What Was the 1907 Gentlemen’s Agreement

The Gentleman`s Agreement of 1907 (日米紳士協約, Nichibei Shinshi Kyōyaku) was an informal agreement between the United States of America and the Empire of Japan, under which the United States would not impose restrictions on Japanese immigration and Japan would not allow emigration to the United States. The aim was to reduce tensions between the two Pacific states. The treaty was never ratified by the United States Congress and was replaced by the Immigration Act of 1924. Tensions in San Francisco had increased, and since Japan`s decisive victory over Russia in 1905, Japan had demanded equal treatment. The result was a series of six notes communicated between Japan and the United States from late 1907 to early 1908. The immediate cause of the deal was anti-Japanese nativism in California. In 1906, the San Francisco Board of Education passed an ordinance requiring children of Japanese descent to attend separate and separate schools. At the time, Japanese immigrants made up about 1% of California`s population, many of whom had immigrated in 1894 under a treaty that guaranteed free immigration from Japan. [3] [6] Let me begin by congratulating you on the meticulous thoroughness and admirable temperament with which you have approached the case of the treatment of the Japanese on the coast. I had a conversation with the Japanese ambassador before I left for Panama; Read to him what I should say in my annual message, which he obviously liked very much; then told him that, in my opinion, the only way to avoid constant tensions between the United States and Japan was to limit as much as possible the movement of citizens from each country to another to students, travellers, businessmen, etc.; since no American workers were trying to travel to Japan, it was necessary to prevent any immigration of Japanese workers – i.e. the Kuli class – to the United States; that I sincerely hoped that his administration would prevent his coolies, all his workers, from coming either to the United States or to Hawaii. He fully agreed with this view, saying that he had always been opposed to Japanese coolies going to America or Hawaii.

I hope my message will assuage their feelings so that the government will silently stop Kuli immigration to our country. In any case, I will do my best to achieve this. The Russo-Japanese War was a military conflict between the Russian Empire and the Empire of Japan, which took place from 1904 to 1905. Much of the fighting took place in what is now northeast China. The Russo-Japanese War was also a naval conflict in which ships caught fire in the Russo-Japanese War. Japan was willing to limit immigration to the United States, but was deeply violated by San Francisco`s discriminatory law specifically targeting its population. President Roosevelt, who wanted to maintain good relations with Japan as a counterweight to Russian expansion in the Far East, intervened. While the U.S. ambassador reassured the Japanese government, Roosevelt appointed the mayor and school board of San Francisco to the White House in February 1907, convincing them to end segregation and promising that the federal government would address the immigration issue itself. On February 24, the gentlemen`s agreement with Japan was concluded in the form of a Japanese memo in which it agreed to deny passports to workers wishing to enter the United States and to recognize the right of the United States to deport Japanese immigrants holding passports originally issued to other countries.

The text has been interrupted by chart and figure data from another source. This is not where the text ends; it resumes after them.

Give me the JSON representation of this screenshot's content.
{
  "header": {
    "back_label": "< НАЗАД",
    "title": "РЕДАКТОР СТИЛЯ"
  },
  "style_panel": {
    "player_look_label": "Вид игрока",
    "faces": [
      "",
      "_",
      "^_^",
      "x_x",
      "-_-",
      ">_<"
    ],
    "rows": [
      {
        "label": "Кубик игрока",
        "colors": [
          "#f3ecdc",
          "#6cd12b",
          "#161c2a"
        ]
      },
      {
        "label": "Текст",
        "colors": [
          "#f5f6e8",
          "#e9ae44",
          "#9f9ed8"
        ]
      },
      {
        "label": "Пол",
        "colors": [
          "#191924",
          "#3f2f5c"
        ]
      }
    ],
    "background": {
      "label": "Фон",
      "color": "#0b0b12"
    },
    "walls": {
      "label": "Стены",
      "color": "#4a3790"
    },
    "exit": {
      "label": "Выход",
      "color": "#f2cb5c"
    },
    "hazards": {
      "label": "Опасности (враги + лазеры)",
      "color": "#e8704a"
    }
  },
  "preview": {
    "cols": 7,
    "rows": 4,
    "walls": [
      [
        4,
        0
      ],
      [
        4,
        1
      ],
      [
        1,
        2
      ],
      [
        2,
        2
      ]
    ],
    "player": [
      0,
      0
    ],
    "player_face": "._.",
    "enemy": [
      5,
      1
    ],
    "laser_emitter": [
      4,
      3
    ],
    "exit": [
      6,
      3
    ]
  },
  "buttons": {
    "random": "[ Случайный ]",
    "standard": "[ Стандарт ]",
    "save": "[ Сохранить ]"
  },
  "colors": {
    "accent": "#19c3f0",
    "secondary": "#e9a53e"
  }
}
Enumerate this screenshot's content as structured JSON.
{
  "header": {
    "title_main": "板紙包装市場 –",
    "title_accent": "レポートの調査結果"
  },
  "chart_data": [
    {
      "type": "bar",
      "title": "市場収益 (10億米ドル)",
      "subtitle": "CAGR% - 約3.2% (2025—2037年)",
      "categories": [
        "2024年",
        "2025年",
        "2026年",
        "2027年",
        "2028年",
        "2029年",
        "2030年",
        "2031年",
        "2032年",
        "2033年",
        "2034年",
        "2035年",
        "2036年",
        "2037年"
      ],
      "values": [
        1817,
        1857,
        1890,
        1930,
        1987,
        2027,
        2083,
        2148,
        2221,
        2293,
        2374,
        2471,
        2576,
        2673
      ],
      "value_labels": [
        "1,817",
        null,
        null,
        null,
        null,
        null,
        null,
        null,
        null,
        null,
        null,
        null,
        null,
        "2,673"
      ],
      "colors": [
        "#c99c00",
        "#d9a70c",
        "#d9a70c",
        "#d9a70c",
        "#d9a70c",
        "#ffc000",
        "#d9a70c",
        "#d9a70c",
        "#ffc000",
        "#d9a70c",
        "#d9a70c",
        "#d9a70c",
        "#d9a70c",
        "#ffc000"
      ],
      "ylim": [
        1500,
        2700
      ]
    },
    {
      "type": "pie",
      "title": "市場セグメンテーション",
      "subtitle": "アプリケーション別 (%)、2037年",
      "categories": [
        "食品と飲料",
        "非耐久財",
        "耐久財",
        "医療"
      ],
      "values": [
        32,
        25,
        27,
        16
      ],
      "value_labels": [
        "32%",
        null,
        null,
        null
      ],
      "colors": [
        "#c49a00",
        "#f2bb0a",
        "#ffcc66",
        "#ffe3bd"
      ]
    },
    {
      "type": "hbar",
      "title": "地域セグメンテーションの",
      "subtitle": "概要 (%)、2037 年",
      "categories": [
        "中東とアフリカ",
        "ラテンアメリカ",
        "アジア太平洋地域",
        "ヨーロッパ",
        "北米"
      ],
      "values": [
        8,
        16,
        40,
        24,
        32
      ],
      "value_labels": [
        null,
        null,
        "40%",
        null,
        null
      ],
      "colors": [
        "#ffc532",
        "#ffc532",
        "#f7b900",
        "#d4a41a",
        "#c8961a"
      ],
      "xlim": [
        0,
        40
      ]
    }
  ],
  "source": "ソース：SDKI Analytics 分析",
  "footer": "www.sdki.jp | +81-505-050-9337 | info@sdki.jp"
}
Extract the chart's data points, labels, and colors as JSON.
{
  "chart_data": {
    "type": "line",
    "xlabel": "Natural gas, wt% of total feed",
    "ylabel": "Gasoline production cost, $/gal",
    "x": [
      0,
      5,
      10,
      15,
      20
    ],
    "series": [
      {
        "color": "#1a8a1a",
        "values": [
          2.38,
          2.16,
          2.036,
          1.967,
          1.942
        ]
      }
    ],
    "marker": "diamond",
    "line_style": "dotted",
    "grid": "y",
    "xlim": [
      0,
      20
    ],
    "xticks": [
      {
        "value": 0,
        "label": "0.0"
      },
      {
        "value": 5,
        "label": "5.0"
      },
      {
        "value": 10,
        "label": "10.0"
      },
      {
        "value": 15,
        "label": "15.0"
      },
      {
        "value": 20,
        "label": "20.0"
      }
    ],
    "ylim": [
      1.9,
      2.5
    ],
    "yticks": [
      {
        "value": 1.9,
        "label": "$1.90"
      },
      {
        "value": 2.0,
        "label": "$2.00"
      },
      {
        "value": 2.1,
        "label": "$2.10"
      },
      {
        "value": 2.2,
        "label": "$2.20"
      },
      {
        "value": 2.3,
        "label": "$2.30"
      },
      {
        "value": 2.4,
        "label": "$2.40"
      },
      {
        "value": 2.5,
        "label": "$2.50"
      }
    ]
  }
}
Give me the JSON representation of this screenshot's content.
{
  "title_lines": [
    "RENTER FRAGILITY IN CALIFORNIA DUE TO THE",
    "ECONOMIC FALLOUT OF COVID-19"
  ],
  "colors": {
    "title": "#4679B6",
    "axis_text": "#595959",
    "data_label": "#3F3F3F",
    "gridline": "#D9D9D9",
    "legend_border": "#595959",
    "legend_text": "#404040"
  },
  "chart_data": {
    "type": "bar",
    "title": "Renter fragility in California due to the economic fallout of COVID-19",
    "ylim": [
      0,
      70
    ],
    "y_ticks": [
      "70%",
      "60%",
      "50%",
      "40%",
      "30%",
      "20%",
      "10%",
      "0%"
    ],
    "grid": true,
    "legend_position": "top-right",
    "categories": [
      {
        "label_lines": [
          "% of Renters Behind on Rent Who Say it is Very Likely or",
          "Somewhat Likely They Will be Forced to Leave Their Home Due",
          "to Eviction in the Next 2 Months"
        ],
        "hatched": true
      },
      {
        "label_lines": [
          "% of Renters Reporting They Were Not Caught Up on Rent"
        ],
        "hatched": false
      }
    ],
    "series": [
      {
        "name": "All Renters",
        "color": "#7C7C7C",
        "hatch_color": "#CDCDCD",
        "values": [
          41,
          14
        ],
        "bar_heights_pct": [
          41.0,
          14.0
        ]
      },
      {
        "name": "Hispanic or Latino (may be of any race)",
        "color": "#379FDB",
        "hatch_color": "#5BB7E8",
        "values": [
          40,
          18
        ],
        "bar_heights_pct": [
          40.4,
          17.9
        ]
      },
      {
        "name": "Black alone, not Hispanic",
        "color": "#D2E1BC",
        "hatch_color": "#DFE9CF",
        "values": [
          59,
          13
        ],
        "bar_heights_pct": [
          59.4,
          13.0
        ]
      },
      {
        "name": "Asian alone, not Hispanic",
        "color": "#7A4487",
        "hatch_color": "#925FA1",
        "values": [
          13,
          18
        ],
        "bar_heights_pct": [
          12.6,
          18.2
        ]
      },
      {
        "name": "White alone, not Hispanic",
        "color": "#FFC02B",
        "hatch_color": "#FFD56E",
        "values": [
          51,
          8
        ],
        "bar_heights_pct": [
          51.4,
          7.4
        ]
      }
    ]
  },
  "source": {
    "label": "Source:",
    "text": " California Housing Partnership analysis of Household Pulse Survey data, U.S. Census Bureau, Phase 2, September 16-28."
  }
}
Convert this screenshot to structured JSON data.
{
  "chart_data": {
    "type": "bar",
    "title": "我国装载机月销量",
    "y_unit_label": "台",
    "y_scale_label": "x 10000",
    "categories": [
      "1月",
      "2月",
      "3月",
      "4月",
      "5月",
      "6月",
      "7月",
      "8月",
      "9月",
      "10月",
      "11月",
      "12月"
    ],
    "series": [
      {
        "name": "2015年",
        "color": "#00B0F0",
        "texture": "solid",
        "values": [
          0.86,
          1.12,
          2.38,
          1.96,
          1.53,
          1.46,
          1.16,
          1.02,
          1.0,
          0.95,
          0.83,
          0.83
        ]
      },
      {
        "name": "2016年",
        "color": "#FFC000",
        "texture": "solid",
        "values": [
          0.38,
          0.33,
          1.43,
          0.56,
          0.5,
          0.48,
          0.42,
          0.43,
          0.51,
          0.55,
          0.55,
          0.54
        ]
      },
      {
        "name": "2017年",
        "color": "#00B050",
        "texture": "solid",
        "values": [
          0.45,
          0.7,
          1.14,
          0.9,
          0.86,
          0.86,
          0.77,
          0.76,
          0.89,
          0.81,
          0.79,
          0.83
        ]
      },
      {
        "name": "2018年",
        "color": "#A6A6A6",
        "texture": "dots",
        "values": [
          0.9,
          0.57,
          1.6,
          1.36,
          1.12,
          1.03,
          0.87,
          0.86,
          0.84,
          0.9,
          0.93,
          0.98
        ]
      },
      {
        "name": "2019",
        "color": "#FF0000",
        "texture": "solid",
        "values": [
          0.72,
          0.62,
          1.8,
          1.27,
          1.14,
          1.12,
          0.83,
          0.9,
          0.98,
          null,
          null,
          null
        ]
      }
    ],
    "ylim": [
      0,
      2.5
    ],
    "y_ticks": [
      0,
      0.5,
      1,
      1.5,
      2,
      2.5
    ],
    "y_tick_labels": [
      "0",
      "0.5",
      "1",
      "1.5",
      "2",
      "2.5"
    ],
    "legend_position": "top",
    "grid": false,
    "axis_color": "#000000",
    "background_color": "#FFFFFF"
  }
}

This was followed by the formal withdrawal of the San Francisco School Board ordinance on March 13, 1907. A final Japanese note dated February 18, 1908 made the gentleman`s agreement fully effective. The agreement was replaced by the Immigration Exclusion Act of 1924. Increased Japanese immigration, in part as a substitute for excluded Chinese farm workers, met with concerted resistance in California. In order to appease Californians and avoid an open break with Japan`s rising world power, President Theodore Roosevelt negotiated this diplomatic agreement, whereby the Japanese government took responsibility for severely restricting Japanese immigration, especially workers, so that Japanese-American children could continue to attend integrated schools on the West Coast. However, family migration could continue, as Japanese-American men with sufficient savings could bring women through arranged marriages (« illustrated brides »), their parents and minor children. As a result, the Japanese-American population was more balanced than other Asian-American communities and continued to grow through natural growth, resulting in increased pressure to halt their immigration and further reduce residents` rights. Concessions were agreed a year later in a six-point note. The agreement was followed by the admission of students of Japanese origin to public schools. The adoption of the 1907 agreement led to the arrival of « illustrated brides », marriages of convenience made at a distance through photographs. [11] By establishing marital ties at a distance, women who wanted to emigrate to the United States could obtain passports, and Japanese workers in America could obtain a partner of their own nationality.

[11] Thanks to this provision, which helped close the gender gap within the community from a ratio of 7 males to every woman in 1910 to less than 2:1 in 1920, the Japanese-American population continued to grow despite treaty immigration restrictions.